Mezi — agentic threat model

5.8AIVSS 5.8 · Medium

Mezi is a low-risk, RAG-based educational chatbot with limited autonomy, primarily presenting risks related to proprietary data exfiltration (course PDFs/videos) and prompt injection or jailbreaking by students.

OWASP AIVSS score rationale

AIVSS = (CVSS_Base + AARS) × Mitigation_Factor, where AARS = (10 − CVSS_Base) × (Factor_Sum / 10) × ThM

CVSS base 6.1AARS uplift 0.7Factor sum 1.8/10Threat ×1.0Mitigation ×0.85

Autonomy of Action		0.20
Goal-Driven Planning		0.10
Self-Modification		0.00
Dynamic Tool Use		0.10
Persistent Memory		0.20
Contextual Awareness		0.40
Dynamic Identity		0.00
Multi-Agent Interactions		0.00
Non-Determinism		0.50
Opacity & Reflexivity		0.30

Scored with the canonical OWASP AIVSS formula (AIVSS calculator reference); agentic risk factors estimated from the agent’s described capabilities.

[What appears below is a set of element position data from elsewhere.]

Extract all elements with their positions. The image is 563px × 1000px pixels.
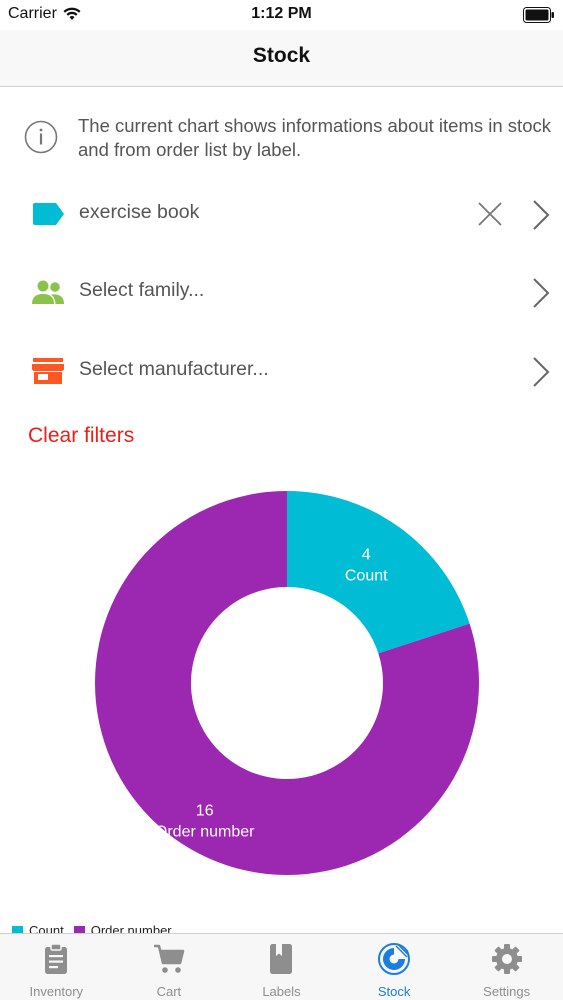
- book-icon: [270, 944, 293, 974]
- chevron-right-icon[interactable]: [526, 198, 554, 232]
- tab-settings[interactable]: Settings: [450, 934, 563, 1000]
- filter-family-placeholder: Select family...: [79, 279, 205, 301]
- tab-settings-label: Settings: [483, 984, 531, 999]
- people-icon: [32, 280, 64, 304]
- tab-cart-label: Cart: [156, 984, 182, 999]
- tag-icon: [33, 203, 64, 225]
- clear-filters-button[interactable]: Clear filters: [28, 424, 134, 448]
- tab-bar: Inventory Cart Labels Stock Settings: [0, 933, 563, 1000]
- chevron-right-icon[interactable]: [526, 276, 554, 310]
- tab-inventory-label: Inventory: [29, 984, 84, 999]
- donut-hole: [201, 597, 373, 769]
- info-text: The current chart shows informations abo…: [78, 115, 551, 160]
- slice-name-label: Count: [345, 568, 388, 585]
- slice-value-label: 4: [362, 547, 371, 564]
- stock-icon: [378, 943, 411, 975]
- page-title: Stock: [252, 44, 311, 67]
- tab-stock-label: Stock: [377, 984, 411, 999]
- slice-name-label: Order number: [155, 823, 255, 840]
- slice-value-label: 16: [196, 802, 214, 819]
- donut-chart: 4 Count 16 Order number: [95, 491, 479, 875]
- stock-chart: 4 Count 16 Order number: [0, 470, 563, 900]
- filter-label-row[interactable]: exercise book: [0, 188, 563, 240]
- tab-cart[interactable]: Cart: [113, 934, 226, 1000]
- store-icon: [32, 358, 64, 384]
- tab-inventory[interactable]: Inventory: [0, 934, 113, 1000]
- cart-icon: [153, 944, 185, 973]
- tab-labels[interactable]: Labels: [225, 934, 338, 1000]
- tab-stock[interactable]: Stock: [338, 934, 451, 1000]
- filter-label-value: exercise book: [79, 201, 200, 223]
- clipboard-icon: [45, 943, 68, 974]
- status-bar: Carrier 1:12 PM: [0, 0, 563, 30]
- info-row: The current chart shows informations abo…: [24, 114, 554, 162]
- tab-labels-label: Labels: [262, 984, 301, 999]
- filter-family-row[interactable]: Select family...: [0, 266, 563, 318]
- chevron-right-icon[interactable]: [526, 355, 554, 389]
- filter-manufacturer-placeholder: Select manufacturer...: [79, 358, 269, 380]
- navigation-bar: Stock: [0, 30, 563, 87]
- battery-icon: [523, 7, 554, 23]
- close-icon[interactable]: [474, 198, 506, 230]
- status-time: 1:12 PM: [251, 5, 312, 22]
- info-icon: [24, 120, 58, 154]
- filter-manufacturer-row[interactable]: Select manufacturer...: [0, 345, 563, 397]
- gear-icon: [491, 944, 522, 974]
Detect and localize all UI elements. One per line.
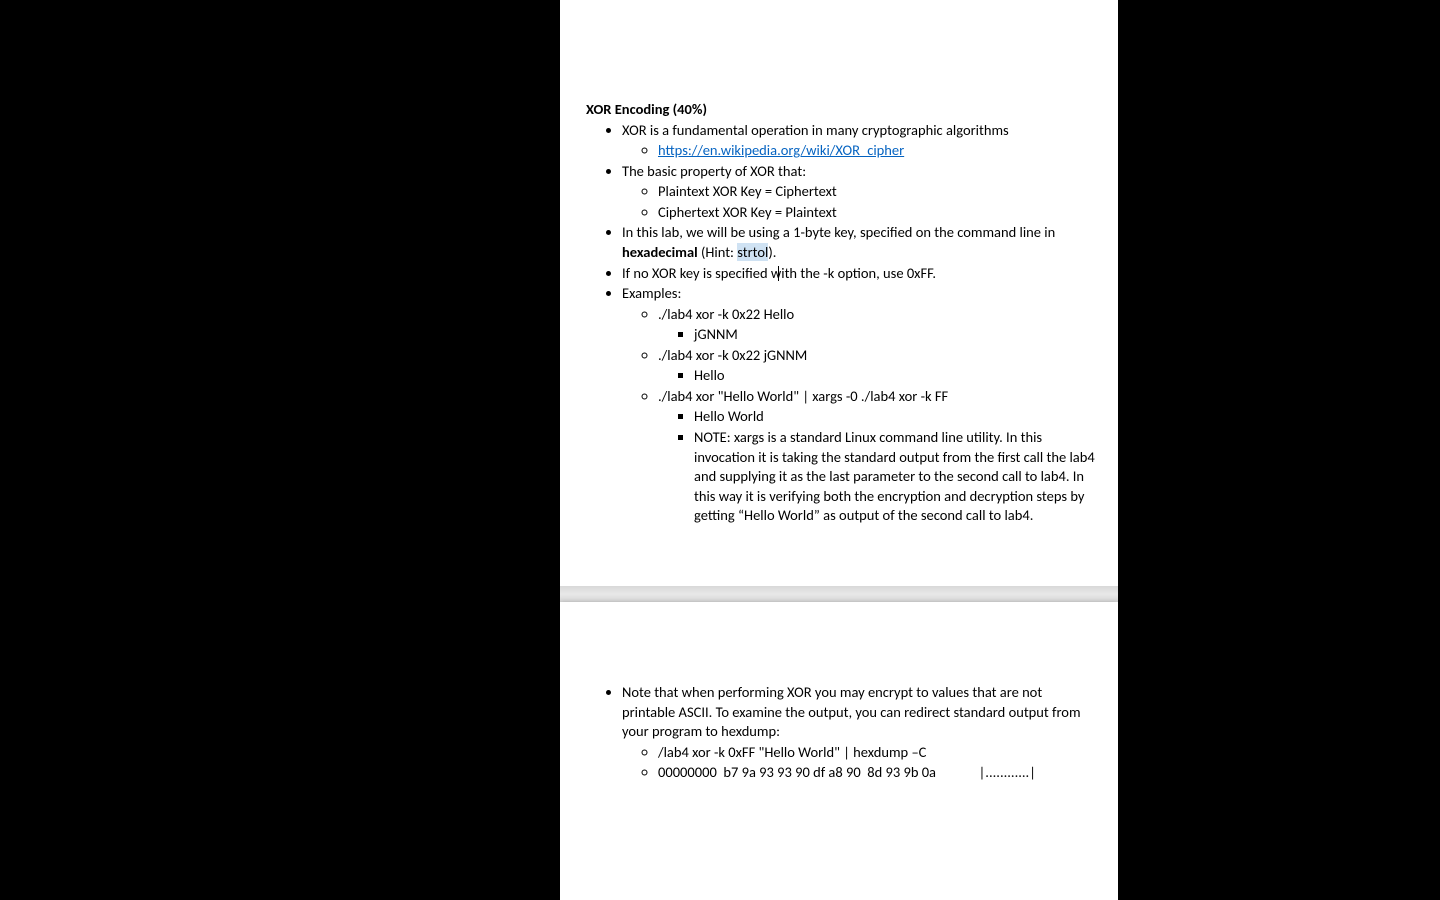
bullet-default-key: If no XOR key is specified with the -k o… — [622, 264, 1098, 284]
output-line: Hello — [694, 366, 1098, 386]
example-3: ./lab4 xor "Hello World" | xargs -0 ./la… — [658, 387, 1098, 526]
bullet-1byte-key: In this lab, we will be using a 1-byte k… — [622, 223, 1098, 262]
example-2: ./lab4 xor -k 0x22 jGNNM Hello — [658, 346, 1098, 386]
text-caret — [778, 266, 779, 281]
document-page-1: XOR Encoding (40%) XOR is a fundamental … — [560, 0, 1118, 586]
example-2-output: Hello — [658, 366, 1098, 386]
text-after: (Hint: — [698, 243, 738, 261]
text-hexadecimal: hexadecimal — [622, 243, 698, 261]
bullet-basic-property: The basic property of XOR that: Plaintex… — [622, 162, 1098, 223]
bullet-examples: Examples: ./lab4 xor -k 0x22 Hello jGNNM… — [622, 284, 1098, 526]
example-1-output: jGNNM — [658, 325, 1098, 345]
hexdump-example-list: /lab4 xor -k 0xFF "Hello World" | hexdum… — [622, 743, 1098, 783]
top-bullet-list-2: Note that when performing XOR you may en… — [586, 683, 1098, 783]
page-gap — [560, 586, 1118, 602]
output-line: jGNNM — [694, 325, 1098, 345]
bullet-ciphertext-xor: Ciphertext XOR Key = Plaintext — [658, 203, 1098, 223]
top-bullet-list: XOR is a fundamental operation in many c… — [586, 121, 1098, 526]
bullet-hexdump-note: Note that when performing XOR you may en… — [622, 683, 1098, 783]
document-viewport: XOR Encoding (40%) XOR is a fundamental … — [560, 0, 1118, 900]
example-1: ./lab4 xor -k 0x22 Hello jGNNM — [658, 305, 1098, 345]
bullet-xor-fundamental: XOR is a fundamental operation in many c… — [622, 121, 1098, 161]
text: XOR is a fundamental operation in many c… — [622, 121, 1009, 139]
text-strtol-highlight: strtol — [737, 243, 768, 261]
hexdump-output: 00000000 b7 9a 93 93 90 df a8 90 8d 93 9… — [658, 763, 1098, 783]
bullet-plaintext-xor: Plaintext XOR Key = Ciphertext — [658, 182, 1098, 202]
wikipedia-link[interactable]: https://en.wikipedia.org/wiki/XOR_cipher — [658, 141, 904, 159]
output-line-2-note: NOTE: xargs is a standard Linux command … — [694, 428, 1098, 526]
example-3-output: Hello World NOTE: xargs is a standard Li… — [658, 407, 1098, 525]
text-pre: In this lab, we will be using a 1-byte k… — [622, 223, 1055, 241]
examples-list: ./lab4 xor -k 0x22 Hello jGNNM ./lab4 xo… — [622, 305, 1098, 526]
text: The basic property of XOR that: — [622, 162, 806, 180]
text-tail: ). — [768, 243, 776, 261]
output-line-1: Hello World — [694, 407, 1098, 427]
text: Note that when performing XOR you may en… — [622, 683, 1081, 740]
hexdump-command: /lab4 xor -k 0xFF "Hello World" | hexdum… — [658, 743, 1098, 763]
document-page-2: Note that when performing XOR you may en… — [560, 602, 1118, 900]
section-heading: XOR Encoding (40%) — [586, 100, 1098, 120]
sublist: Plaintext XOR Key = Ciphertext Ciphertex… — [622, 182, 1098, 222]
text: Examples: — [622, 284, 681, 302]
bullet-link: https://en.wikipedia.org/wiki/XOR_cipher — [658, 141, 1098, 161]
sublist: https://en.wikipedia.org/wiki/XOR_cipher — [622, 141, 1098, 161]
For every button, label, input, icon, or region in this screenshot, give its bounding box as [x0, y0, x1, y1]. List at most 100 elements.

MAESTRO 7-layer threat model

Per-layer threats for this agent. Layers tagged “not certain from listing” are general, caveated commentary where the public description didn’t pin that layer.

L1 · Foundation Models✓ mapped

Powered by GPT-4. Main threats include prompt injection to bypass course boundaries, jailbreaking to extract system prompts, and generating misaligned or inappropriate outputs to students.

L2 · Data Operations✓ mapped

Processes uploaded course videos and PDFs for RAG. Threats include document-based prompt injection (poisoning the knowledge base with malicious instructions embedded in PDFs) and unauthorized exfiltration of proprietary course materials via clever student querying.

L3 · Agent Frameworks⚠ not certain from listing

Not certain from the listing — the specific orchestration framework (e.g., LangChain, LlamaIndex) is not disclosed. Potential threats include insecure document parsing of uploaded PDFs/videos and lack of input sanitization before querying the vector database.

L4 · Deployment & Infrastructure⚠ not certain from listing

Not certain from the listing — details regarding the hosting environment, cloud provider, and sandboxing of the PDF/video processing pipeline are omitted, leaving potential risks of server-side request forgery (SSRF) or container escape during document ingestion.

L5 · Evaluation & Observability✓ mapped

Provides analytics on student engagement, geographic tracking, and time saved. However, there is no mention of security-specific observability, such as logging prompt injection attempts or monitoring for drift and anomalous query patterns.

L6 · Security & Compliance (cross-cutting)✓ mapped

Features password-protected links to restrict access to authorized students. However, compliance with student privacy regulations (such as FERPA or GDPR) regarding the collection of student IP/location data is not detailed.

L7 · Agent Ecosystem✓ mapped

Operates as an isolated, single-agent chatbot. There are no multi-agent interactions or external marketplace integrations described, minimizing ecosystem-level cascading risks.

MAESTRO — the 7-layer agentic threat-modeling framework (Cloud Security Alliance / Ken Huang).